Transverse Waves: In transverse waves, the displacement of the medium is perpendicular to the direction of wave propagation. Imagine shaking a rope up and down; the wave travels horizontally along the rope, but the individual segments of the rope move vertically. The crests and troughs of a transverse wave are clearly defined.

Example: Light waves are transverse waves. Electromagnetic waves, such as light and radio waves, are transverse. They propagate through space by the oscillation of electric and magnetic fields, which are perpendicular to the direction of propagation. No physical medium is required for the propagation of light.

Longitudinal Waves: In longitudinal waves, the displacement of the medium is parallel to the direction of wave propagation. Imagine pushing and pulling a slinky; the compressions and rarefactions (regions of high and low density) travel along the slinky in the same direction as the pushing and pulling motion.
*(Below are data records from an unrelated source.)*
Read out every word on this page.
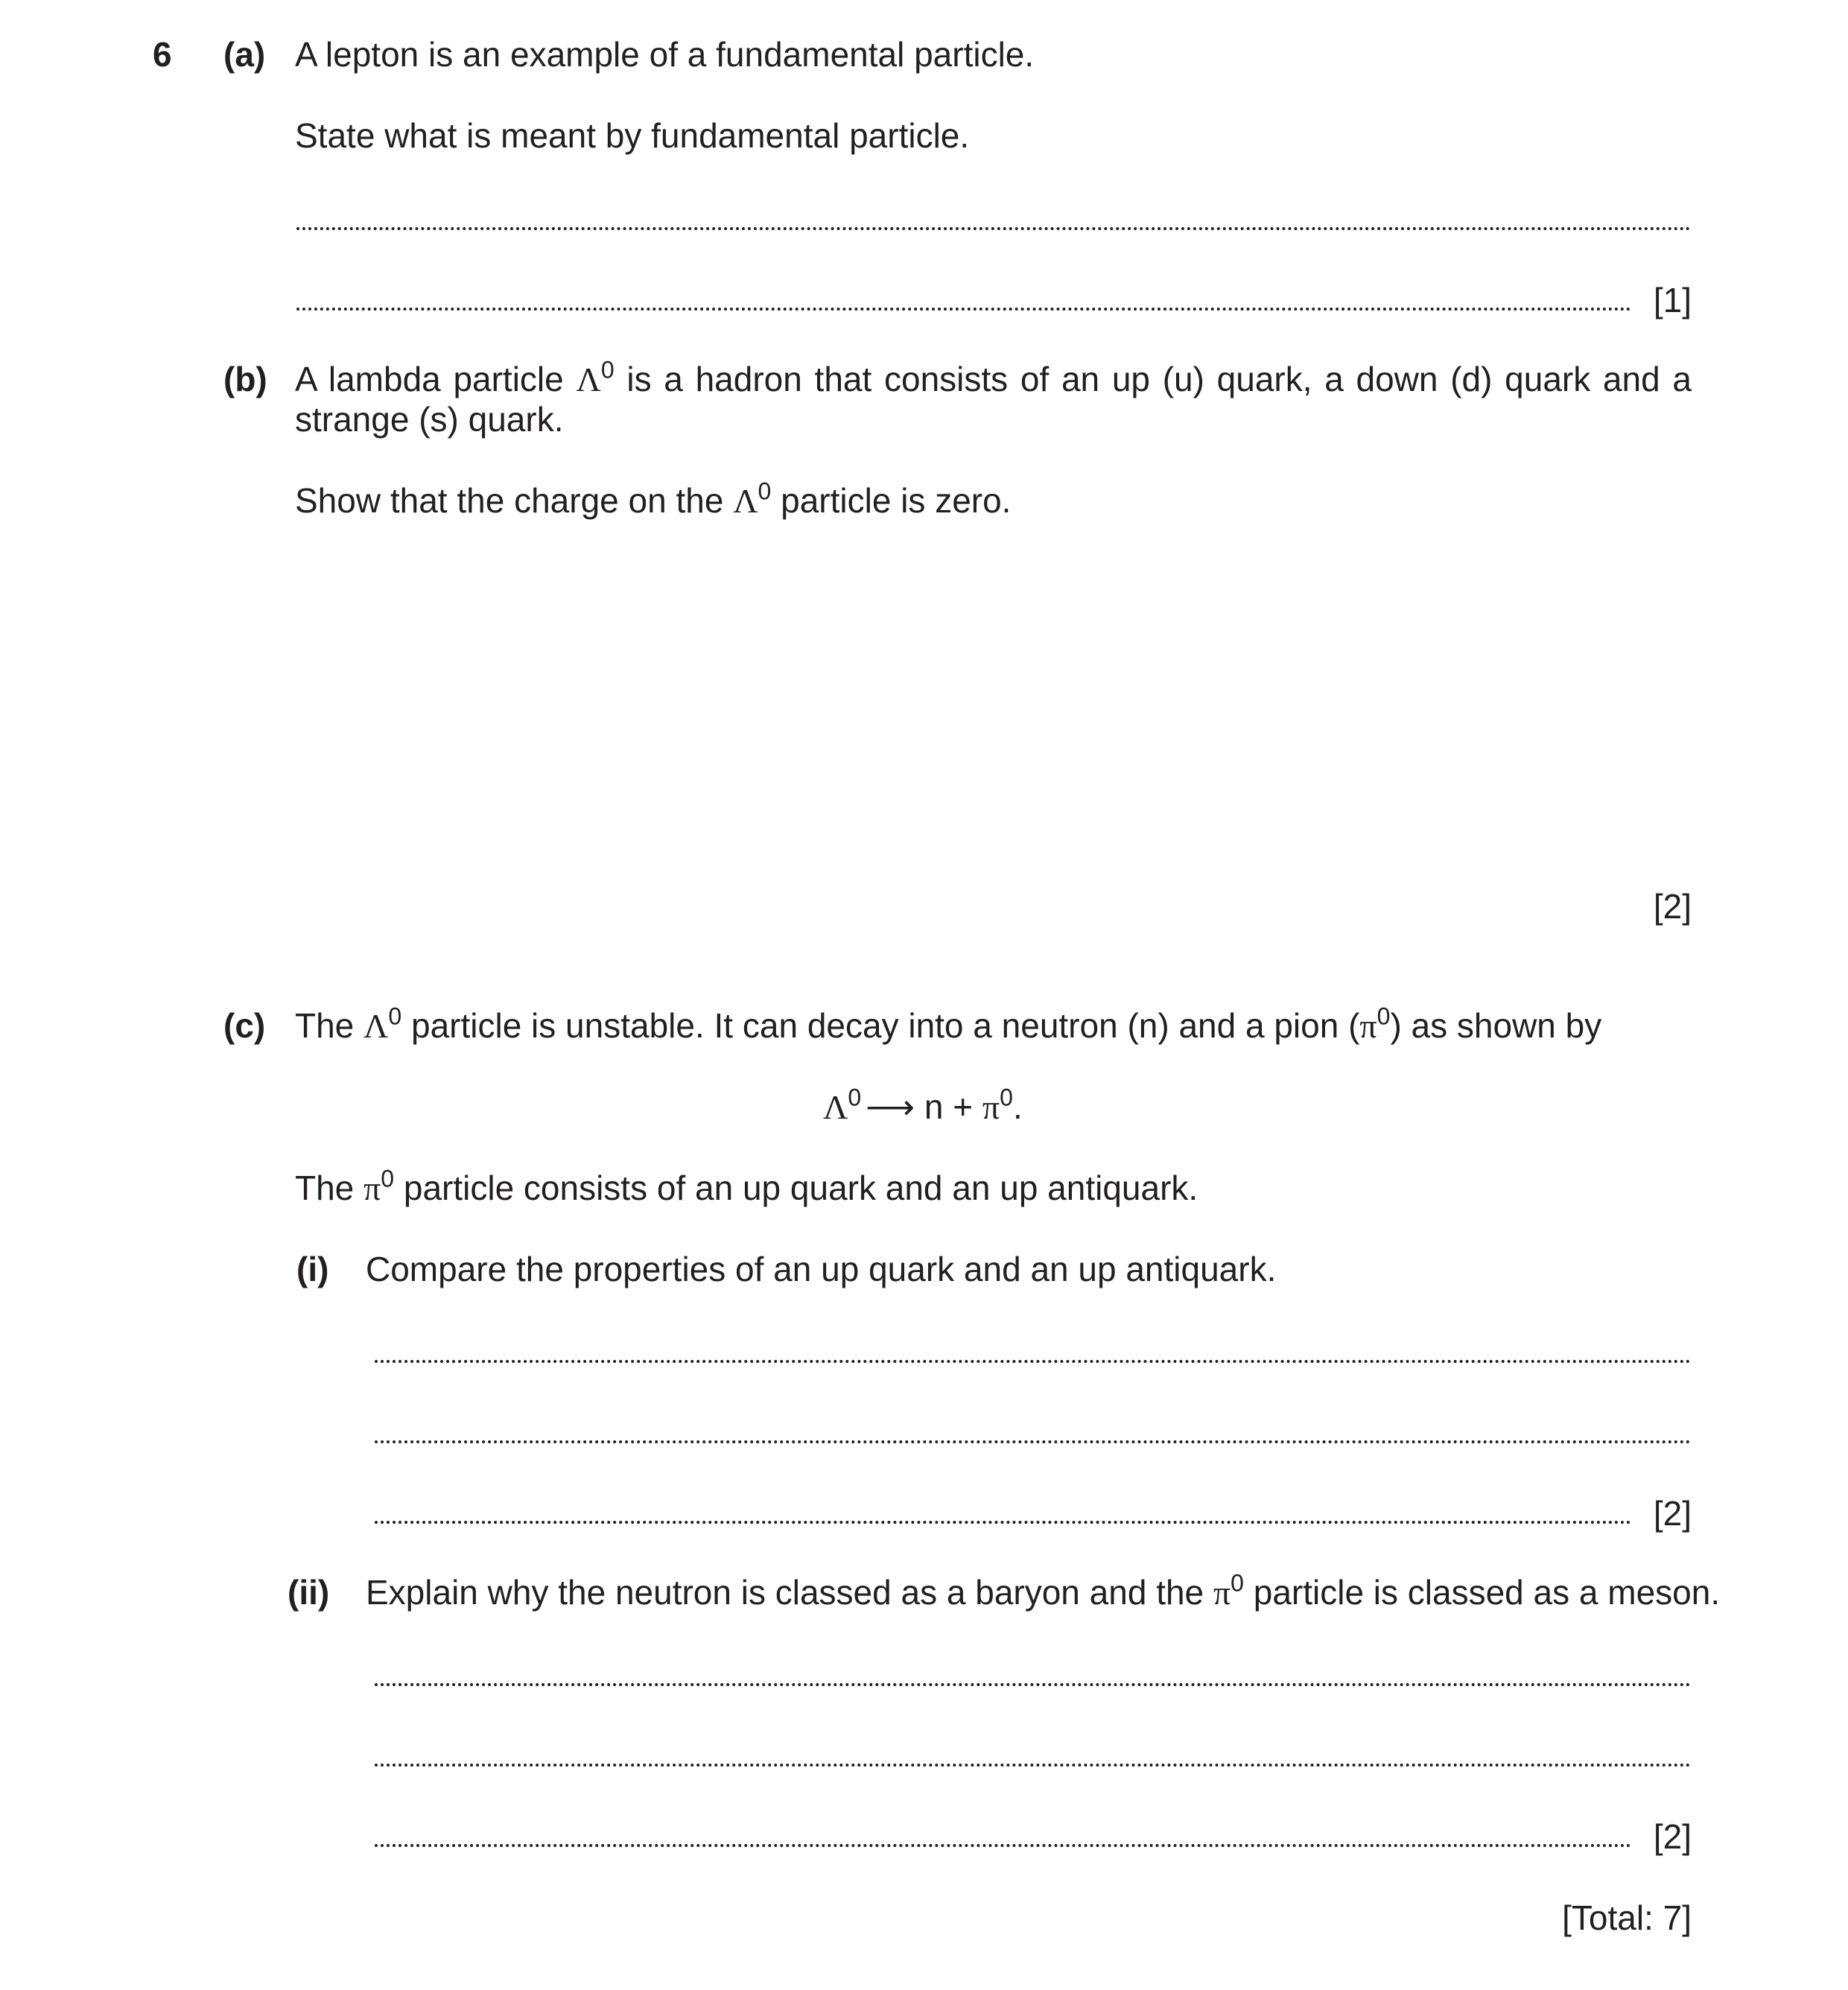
6 (a) A lepton is an example of a fundamental particle.
State what is meant by fundamental particle.
[1]
(b) A lambda particle $\Lambda^0$ is a hadron that consists of an up (u) quark, a down (d) quark and a
strange (s) quark.
Show that the charge on the $\Lambda^0$ particle is zero.
[2]
(c) The $\Lambda^0$ particle is unstable. It can decay into a neutron (n) and a pion $(\pi^0)$ as shown by
$\Lambda^0$ ⟶ $n + \pi^0$.
The $\pi^0$ particle consists of an up quark and an up antiquark.
(i) Compare the properties of an up quark and an up antiquark.
[2]
(ii) Explain why the neutron is classed as a baryon and the $\pi^0$ particle is classed as a meson.
[2]
[Total: 7]
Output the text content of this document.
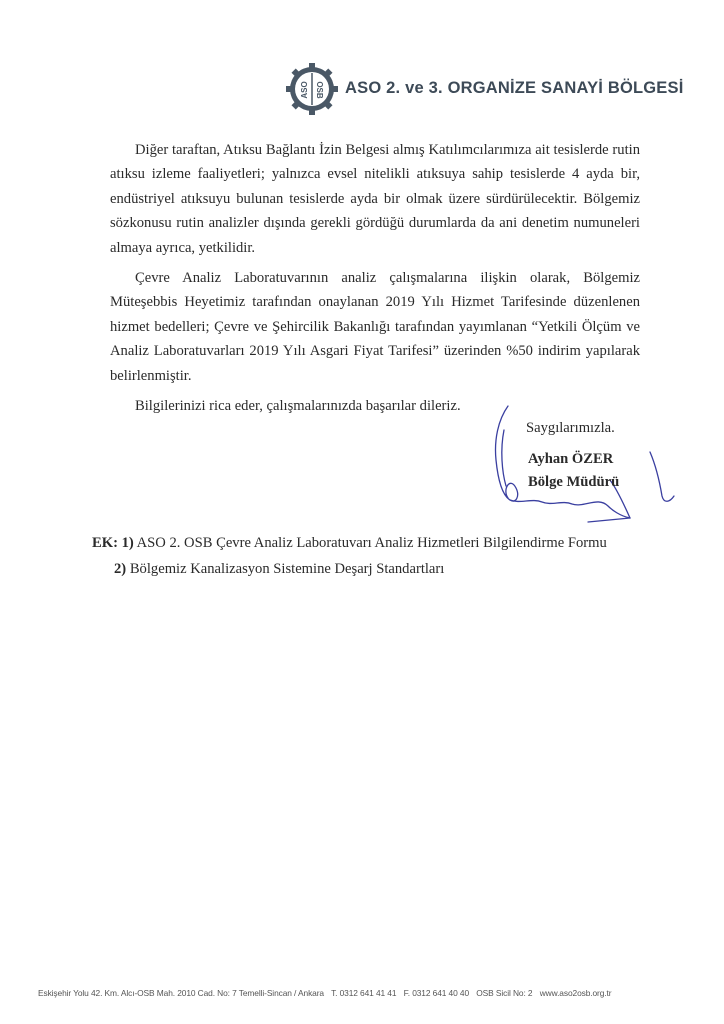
ASO OSB ASO 2. ve 3. ORGANİZE SANAYİ BÖLGESİ

Diğer taraftan, Atıksu Bağlantı İzin Belgesi almış Katılımcılarımıza ait tesislerde rutin atıksu izleme faaliyetleri; yalnızca evsel nitelikli atıksuya sahip tesislerde 4 ayda bir, endüstriyel atıksuyu bulunan tesislerde ayda bir olmak üzere sürdürülecektir. Bölgemiz sözkonusu rutin analizler dışında gerekli gördüğü durumlarda da ani denetim numuneleri almaya ayrıca, yetkilidir.

Çevre Analiz Laboratuvarının analiz çalışmalarına ilişkin olarak, Bölgemiz Müteşebbis Heyetimiz tarafından onaylanan 2019 Yılı Hizmet Tarifesinde düzenlenen hizmet bedelleri; Çevre ve Şehircilik Bakanlığı tarafından yayımlanan “Yetkili Ölçüm ve Analiz Laboratuvarları 2019 Yılı Asgari Fiyat Tarifesi” üzerinden %50 indirim yapılarak belirlenmiştir.

Bilgilerinizi rica eder, çalışmalarınızda başarılar dileriz.

Saygılarımızla.
Ayhan ÖZER
Bölge Müdürü
EK: 1) ASO 2. OSB Çevre Analiz Laboratuvarı Analiz Hizmetleri Bilgilendirme Formu
2) Bölgemiz Kanalizasyon Sistemine Deşarj Standartları
Eskişehir Yolu 42. Km. Alcı-OSB Mah. 2010 Cad. No: 7 Temelli-Sincan / Ankara T. 0312 641 41 41 F. 0312 641 40 40 OSB Sicil No: 2 www.aso2osb.org.tr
Example: Sound waves are longitudinal waves. Sound waves propagate through a medium (like air, water, or solids) by the compression and rarefaction of the medium. The particles of the medium vibrate back and forth in the same direction as the wave is traveling.

Propagation: Transverse waves propagate by the oscillation of the medium, transferring energy through the disturbance. Longitudinal waves propagate by the vibration of the medium particles, transferring energy through the compression and rarefaction of the medium. The type of wave determines how the energy is transferred and the characteristics of the wave itself.

Given:

• Wavelength of red light (λ) = 600 nm = 600 x 10^-9 m
• Width of the slit (a) = 0.1 mm = 0.1 x 10^-3 m
• Distance to the screen (D) = 1.5 m

To find: The distance (y) between the first dark fringe and the first bright fringe.

Solution:

1. The spacing of the bright fringes (Δy) is given by: Δy ≈ aθ = mλ/a. For the first bright fringe (m=1), Δy ≈ λ/a.
2. The angle of diffraction (θ) is related to the distance to the screen (D) and the distance from the slit to the screen (y) by: tan θ = y/D. Since θ is small, y ≈ D.
3. Therefore, Δy ≈ λ/a. We can also express the distance from the slit to the screen as y = D. The distance from the slit to the point where the bright fringe is formed is y. The distance from the slit to the point where the dark fringe is formed is y + a/2. The distance between the first bright and dark fringe is y + a/2 - (y + a/2) = a. This is incorrect.
4. Let's use the formula for the distance between the first dark and bright fringes: y = (mλD)/a. For the first bright fringe (m=1), y = λD/a.
5. Substituting the given values: y = (600 x 10^-9 m * 1.5 m) / (0.1 x 10^-3 m) = (900 x 10^-9 m²) / (0.1 x 10^-3 m) = 9000 x 10^-6 m = 0.009 m = 9 mm

Answer: The distance between the first dark fringe and the first bright fringe is 9 mm.